Oundjian’s Armenian background explains the multitude of rugs. An ancestral wall of Nadine’s family photos leads up to the third floor.
In the landing, there is also a 17th-century pedestal from Spain with an IKEA lamp on it. Their décor is eclectic and well-loved. The den/office in the second floor has a well-worn red couch and lived-in brown leather chair.
“We try to make use of hand-me-downs,” Oundjian says. “The overused red sofa is from my first apartment in New York. Chris Plummer has a smoking jacket the colour of that couch, a claret. My wife calls the brown leather chair the ‘ugly chair’ but it is comfy.”
His mother bought the music stand for Oundjian when he was 10. In pride of place: a baseball commemorating the first ball he threw out in 2011 for the Toronto Blue Jays. They are collectors who share a proclivity for things repurposed into furnishing and accessories.
“We like things that have meaning,” Nadine says. Like the parking-metre lamp: “You put money in it,” she says. “A penny gives you 12 minutes and for a nickel you get an hour.
“We don‘t want it to look like a fancy hotel,” she says. “This is not the Four Seasons. It shouldn’t look just right. Luckily we have the same taste.”
The desk was brought from England by Oundjian when he moved in 1975.
“I’m the youngest of five and each of us had a nice old English desk,” he says. “That’s probably the thing I have owned the longest. I do all my work here. I use the keyboard (on the desk), not the piano — the beautiful baby grand (in the living room downstairs) is on loan from Robert Lowry. It is too beautiful to plonk out scores. But a lot of great pianists have played here.”
Oundjian marked 10 years at the TSO this year.
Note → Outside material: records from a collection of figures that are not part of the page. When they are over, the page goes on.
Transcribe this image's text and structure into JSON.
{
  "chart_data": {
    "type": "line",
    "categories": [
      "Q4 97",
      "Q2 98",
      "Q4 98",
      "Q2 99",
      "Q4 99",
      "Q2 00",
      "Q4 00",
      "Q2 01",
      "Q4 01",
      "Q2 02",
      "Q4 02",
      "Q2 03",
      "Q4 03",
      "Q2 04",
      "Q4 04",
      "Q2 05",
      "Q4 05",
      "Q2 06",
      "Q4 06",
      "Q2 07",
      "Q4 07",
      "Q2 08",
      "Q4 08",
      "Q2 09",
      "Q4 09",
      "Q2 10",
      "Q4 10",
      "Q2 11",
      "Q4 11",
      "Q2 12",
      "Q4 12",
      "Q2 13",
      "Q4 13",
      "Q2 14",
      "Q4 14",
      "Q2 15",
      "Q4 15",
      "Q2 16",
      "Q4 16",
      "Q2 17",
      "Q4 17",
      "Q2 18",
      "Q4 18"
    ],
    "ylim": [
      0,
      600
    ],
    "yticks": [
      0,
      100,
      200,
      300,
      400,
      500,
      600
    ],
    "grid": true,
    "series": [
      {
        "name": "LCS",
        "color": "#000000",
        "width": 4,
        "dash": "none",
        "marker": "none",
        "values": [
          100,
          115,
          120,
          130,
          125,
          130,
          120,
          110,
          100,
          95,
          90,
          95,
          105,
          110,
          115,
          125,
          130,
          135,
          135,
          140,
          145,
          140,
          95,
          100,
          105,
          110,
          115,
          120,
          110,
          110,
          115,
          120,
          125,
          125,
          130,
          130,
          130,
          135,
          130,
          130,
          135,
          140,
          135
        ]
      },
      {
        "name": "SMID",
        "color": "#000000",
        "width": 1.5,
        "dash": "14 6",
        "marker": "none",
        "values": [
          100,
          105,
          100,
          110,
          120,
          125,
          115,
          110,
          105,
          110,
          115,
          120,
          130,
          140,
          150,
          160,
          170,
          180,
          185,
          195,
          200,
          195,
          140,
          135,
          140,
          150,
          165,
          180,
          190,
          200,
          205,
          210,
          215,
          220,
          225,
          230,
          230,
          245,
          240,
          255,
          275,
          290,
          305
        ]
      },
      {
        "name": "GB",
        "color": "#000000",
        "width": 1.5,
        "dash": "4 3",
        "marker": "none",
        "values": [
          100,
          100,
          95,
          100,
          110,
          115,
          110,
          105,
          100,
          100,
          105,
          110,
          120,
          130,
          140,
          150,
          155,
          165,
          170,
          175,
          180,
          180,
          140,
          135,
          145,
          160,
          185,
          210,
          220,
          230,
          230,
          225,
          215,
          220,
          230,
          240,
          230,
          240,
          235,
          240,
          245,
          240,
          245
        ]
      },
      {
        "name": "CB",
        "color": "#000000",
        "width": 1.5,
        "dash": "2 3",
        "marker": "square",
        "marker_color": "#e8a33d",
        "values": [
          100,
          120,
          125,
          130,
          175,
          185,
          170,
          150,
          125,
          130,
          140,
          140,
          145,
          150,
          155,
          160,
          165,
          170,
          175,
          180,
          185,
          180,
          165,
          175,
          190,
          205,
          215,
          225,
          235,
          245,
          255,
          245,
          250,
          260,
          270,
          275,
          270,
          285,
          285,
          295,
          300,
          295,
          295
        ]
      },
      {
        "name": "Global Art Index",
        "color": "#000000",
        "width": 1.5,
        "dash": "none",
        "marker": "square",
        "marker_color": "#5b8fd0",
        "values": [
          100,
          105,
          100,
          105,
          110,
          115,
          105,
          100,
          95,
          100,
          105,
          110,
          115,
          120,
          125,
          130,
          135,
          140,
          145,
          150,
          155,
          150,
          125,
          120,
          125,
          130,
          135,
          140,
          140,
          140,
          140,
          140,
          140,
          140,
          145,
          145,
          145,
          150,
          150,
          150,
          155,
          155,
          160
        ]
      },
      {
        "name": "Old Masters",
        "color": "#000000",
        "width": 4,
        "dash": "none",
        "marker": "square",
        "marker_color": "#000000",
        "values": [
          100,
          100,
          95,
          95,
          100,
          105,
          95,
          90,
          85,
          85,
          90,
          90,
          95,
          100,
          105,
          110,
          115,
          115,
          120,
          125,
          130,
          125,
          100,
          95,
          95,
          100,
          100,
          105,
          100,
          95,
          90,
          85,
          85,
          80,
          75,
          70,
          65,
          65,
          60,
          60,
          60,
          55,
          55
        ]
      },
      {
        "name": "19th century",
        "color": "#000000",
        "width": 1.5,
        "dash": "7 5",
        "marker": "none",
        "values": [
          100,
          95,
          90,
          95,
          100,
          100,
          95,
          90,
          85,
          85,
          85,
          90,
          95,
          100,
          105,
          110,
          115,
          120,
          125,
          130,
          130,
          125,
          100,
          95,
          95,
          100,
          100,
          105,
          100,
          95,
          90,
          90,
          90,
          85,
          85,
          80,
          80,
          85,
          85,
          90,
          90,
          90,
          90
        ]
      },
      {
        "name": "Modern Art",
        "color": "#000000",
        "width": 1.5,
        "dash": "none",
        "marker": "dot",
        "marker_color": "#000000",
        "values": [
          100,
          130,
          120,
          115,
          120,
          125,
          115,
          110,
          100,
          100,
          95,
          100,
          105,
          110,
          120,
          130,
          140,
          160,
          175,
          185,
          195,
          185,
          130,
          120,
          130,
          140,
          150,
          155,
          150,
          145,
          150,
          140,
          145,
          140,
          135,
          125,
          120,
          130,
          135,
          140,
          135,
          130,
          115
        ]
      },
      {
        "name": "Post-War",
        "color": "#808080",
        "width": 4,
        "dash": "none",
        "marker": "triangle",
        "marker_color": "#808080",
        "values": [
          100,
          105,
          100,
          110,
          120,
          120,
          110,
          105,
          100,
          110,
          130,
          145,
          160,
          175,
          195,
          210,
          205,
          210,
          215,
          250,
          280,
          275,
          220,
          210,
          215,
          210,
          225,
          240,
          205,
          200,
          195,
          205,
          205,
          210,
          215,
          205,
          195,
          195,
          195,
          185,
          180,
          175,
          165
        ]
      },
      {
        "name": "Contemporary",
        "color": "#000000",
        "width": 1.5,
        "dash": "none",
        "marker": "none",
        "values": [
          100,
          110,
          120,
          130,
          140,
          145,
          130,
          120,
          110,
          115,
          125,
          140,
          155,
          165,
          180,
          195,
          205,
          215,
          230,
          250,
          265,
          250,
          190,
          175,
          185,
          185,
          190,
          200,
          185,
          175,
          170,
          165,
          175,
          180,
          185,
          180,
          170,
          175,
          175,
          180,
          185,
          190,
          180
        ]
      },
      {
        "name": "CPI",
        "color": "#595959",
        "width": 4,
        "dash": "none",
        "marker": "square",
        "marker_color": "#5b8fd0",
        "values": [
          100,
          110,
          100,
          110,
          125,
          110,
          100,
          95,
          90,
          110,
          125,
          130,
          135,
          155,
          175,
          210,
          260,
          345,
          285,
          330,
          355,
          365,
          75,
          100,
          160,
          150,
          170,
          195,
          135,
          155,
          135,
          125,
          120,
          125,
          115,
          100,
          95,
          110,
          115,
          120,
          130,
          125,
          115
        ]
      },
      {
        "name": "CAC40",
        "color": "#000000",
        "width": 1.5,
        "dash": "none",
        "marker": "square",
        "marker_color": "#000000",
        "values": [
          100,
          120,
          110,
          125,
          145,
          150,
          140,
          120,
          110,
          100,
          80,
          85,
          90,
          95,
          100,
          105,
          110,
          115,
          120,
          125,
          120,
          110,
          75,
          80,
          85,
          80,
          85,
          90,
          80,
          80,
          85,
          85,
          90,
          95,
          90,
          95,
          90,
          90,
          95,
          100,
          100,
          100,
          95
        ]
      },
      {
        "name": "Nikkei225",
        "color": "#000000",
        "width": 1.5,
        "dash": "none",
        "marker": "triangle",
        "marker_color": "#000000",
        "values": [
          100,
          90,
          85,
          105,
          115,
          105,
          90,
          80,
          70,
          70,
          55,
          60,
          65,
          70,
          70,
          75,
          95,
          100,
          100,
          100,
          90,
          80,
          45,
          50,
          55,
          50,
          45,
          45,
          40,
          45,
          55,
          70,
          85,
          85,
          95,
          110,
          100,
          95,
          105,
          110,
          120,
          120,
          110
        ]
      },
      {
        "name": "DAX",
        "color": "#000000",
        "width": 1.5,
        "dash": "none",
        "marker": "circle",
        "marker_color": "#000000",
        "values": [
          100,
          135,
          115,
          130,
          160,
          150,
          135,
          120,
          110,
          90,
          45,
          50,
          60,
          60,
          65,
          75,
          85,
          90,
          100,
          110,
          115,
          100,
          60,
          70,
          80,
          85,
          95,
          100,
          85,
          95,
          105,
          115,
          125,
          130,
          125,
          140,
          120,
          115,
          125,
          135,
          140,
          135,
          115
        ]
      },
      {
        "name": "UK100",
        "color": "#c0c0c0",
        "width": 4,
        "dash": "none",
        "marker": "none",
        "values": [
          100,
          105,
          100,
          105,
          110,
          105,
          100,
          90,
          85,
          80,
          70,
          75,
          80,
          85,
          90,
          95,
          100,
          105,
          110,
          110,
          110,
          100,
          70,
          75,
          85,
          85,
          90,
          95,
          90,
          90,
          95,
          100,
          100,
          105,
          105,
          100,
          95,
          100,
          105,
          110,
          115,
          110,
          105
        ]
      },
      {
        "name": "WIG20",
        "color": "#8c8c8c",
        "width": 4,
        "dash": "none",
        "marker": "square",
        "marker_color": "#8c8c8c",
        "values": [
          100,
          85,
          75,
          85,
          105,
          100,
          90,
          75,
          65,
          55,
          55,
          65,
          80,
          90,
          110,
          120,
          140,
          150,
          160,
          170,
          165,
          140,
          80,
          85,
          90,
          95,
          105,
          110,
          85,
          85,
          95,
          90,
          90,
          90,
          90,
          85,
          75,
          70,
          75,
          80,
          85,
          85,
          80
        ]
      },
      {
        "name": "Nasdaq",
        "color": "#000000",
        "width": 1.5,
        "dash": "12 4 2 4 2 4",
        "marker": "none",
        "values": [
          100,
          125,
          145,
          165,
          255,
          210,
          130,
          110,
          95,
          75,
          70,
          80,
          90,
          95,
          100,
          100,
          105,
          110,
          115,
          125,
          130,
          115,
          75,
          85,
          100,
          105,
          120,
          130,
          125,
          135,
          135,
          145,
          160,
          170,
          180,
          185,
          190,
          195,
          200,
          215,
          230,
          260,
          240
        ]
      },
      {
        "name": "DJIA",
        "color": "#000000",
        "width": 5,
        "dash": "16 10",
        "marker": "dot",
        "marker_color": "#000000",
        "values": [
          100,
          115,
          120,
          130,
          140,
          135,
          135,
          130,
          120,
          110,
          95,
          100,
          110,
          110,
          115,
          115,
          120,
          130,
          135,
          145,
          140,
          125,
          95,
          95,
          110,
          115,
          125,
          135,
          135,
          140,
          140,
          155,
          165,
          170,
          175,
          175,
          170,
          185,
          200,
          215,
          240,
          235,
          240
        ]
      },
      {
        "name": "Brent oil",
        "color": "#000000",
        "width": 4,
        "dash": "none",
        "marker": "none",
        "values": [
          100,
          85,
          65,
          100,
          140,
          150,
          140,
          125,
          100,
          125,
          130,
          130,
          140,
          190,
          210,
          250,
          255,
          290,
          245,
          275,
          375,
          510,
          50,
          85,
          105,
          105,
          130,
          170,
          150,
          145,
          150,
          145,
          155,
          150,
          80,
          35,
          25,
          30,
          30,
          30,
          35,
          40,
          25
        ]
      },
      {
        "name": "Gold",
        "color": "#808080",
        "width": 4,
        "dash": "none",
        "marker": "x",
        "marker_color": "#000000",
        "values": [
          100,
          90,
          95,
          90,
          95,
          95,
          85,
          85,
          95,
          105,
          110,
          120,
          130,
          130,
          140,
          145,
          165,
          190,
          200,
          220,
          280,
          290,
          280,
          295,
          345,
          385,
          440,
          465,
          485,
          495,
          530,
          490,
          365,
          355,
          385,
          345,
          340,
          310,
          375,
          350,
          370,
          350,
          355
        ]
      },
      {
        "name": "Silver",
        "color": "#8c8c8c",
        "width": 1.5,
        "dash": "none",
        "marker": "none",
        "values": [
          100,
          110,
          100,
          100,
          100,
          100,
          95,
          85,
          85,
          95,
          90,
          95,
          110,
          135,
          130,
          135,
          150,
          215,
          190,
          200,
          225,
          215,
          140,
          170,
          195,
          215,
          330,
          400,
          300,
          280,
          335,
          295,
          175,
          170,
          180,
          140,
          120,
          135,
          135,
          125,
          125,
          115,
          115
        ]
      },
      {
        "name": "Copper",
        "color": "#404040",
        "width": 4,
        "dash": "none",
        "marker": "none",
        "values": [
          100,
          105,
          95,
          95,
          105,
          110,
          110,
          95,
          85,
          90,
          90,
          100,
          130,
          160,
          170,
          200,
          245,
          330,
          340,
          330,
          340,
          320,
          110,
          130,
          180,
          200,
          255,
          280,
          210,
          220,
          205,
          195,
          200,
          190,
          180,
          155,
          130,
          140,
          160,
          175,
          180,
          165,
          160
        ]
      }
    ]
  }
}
He was appointed music director of the Toronto Symphony Orchestra in 2003 at the age of 47, eight years after he began his conducting career.
He began studying violin at age 7. He attended the Royal College of Music in London and Julliard in New York, minoring in conducting. He was first violinist with the Tokyo String Quartet for 14 years, until repetitive strain injury forced him to curtail his violin career and concentrate on conducting.
Among his credits: From 1998 to 2003, he was artistic director of the Amsterdam Sinfonietta; he was principal guest conductor of the Colorado Symphony Orchestra for three years; in September 2006, he became principal guest conductor and artistic adviser of the Detroit Symphony Orchestra. He is music director of the Royal Scottish National Orchestra and is in his 32nd year teaching as an adjunct professor of violin at the Yale University School of Music.
And he will conduct the Mozart Coronation Mass at Roy Thomson Hall on January 15 and 16.
“All conductors are peripatetic,” he allows. “I spend eight weeks in Scotland and 10 weeks with the TSO. I conduct in different parts of the world: Houston, Helsinki and St. Louis, and am homeless three out of four months, 12 weeks in a row. Conductors go at least two or three weeks as guest conductor. I did 19 cities in 23 days when I was string violinist. I was 39 when I became conductor.”
He collaborated with his cousin, Eric Idle of Monty Python fame, in June 2007 during Toronto’s first Luminato Festival. He conducted the world premiere of the oratorio Not the Messiah (He’s a Very Naughty Boy) by Idle and John DuPrez, based on the Python movie Life of Brian.
“He said he wanted a way to be onstage together without ruining my career,” he laughs. “It was great fun. Growing up, Eric was the same age as my oldest brother. He was in his mid 20s and I was barely in high school.”
We move downstairs to the living room where there are horns on the mantelpiece, a gift to Oundjian from a student who hails from Tibet. The Oundjians’ favourite room is the living room — because of the light and the fireplace. It is cosy and bright, but so is the sitting room off the kitchen, which has two well-worn couches.
The kitchen island and counters are granite, as is the backsplash, which all have a peacock feather pattern. On the wall hangs a turquoise tapestry bag with four dinner forks serving as the handle. Nadine keeps plastic bags in it.
“I could take it to the symphony,” she cracks.